What This Book Will Give You
This book takes you from understanding to action. The early chapters reveal the structural failures making everything else possible. The middle chapters walk you through biometric surveillance, government surveillance, deepfake technology, AI powered fraud, chatbot data collection, the collapse of health data protections, reproductive privacy dangers, the genetic privacy crisis, and the surveillance tracking your children. The later chapters expose phone number hijacking, data breaches, government data purchases, algorithmic pricing discrimination, and consent theater. Each chapter includes real stories. Each chapter explains the mechanism. Each chapter tells you what the law protects and what the law leaves exposed. Each chapter ends with concrete steps you take right now. The final chapter gives you a thirty minute privacy action plan for you and your family.

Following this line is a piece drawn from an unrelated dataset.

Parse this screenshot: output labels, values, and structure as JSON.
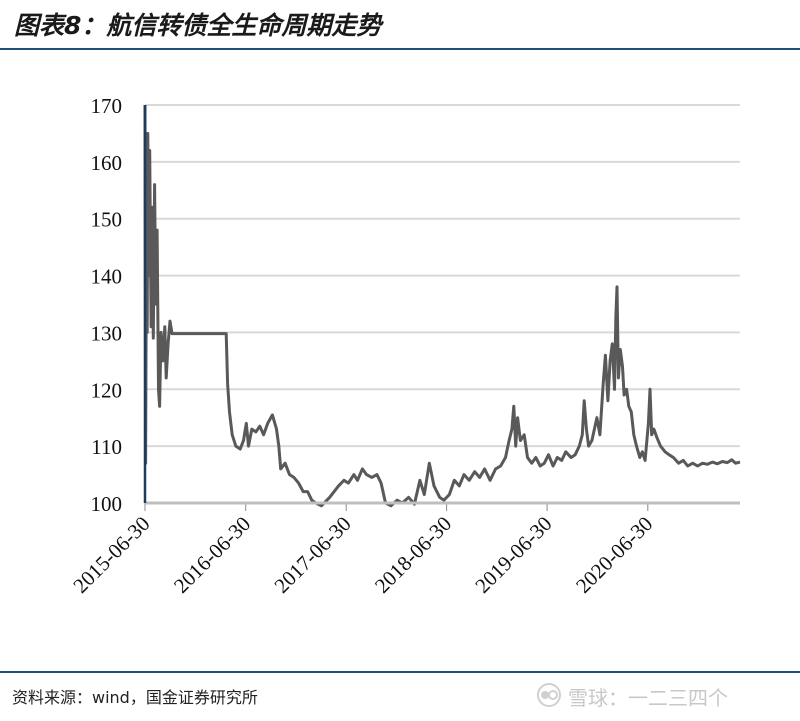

I did not write this book for privacy professionals, Silicon Valley engineers or politicians. I wrote this book for the parent checking their kid's phone at the dinner table, for the grandmother who got a call from someone who sounded exactly like her grandson asking for money, for every American who has ever clicked Agree without reading what they agreed to, which is all of us.
I have spent my career fighting for people who were told to read the fine print, to accept the terms, to trust the process. The process is broken. The fine print is a trap. You deserve to know what is happening to your information. You deserve to understand who profits from the collection and sale of your personal life. You deserve a guide who will tell you the truth in plain language, without hedging and without pretending the situation is less urgent than the situation truly is.
The companies profiting from your data are counting on you to stay confused, to stay overwhelmed, to stay passive. Every chapter you are about to read replaces confusion with clarity. Every action step replaces passivity with power.
You did not agree to be the product. You do not have to remain the product. Start reading. Start fighting back. Your privacy is worth the fight, and so are you.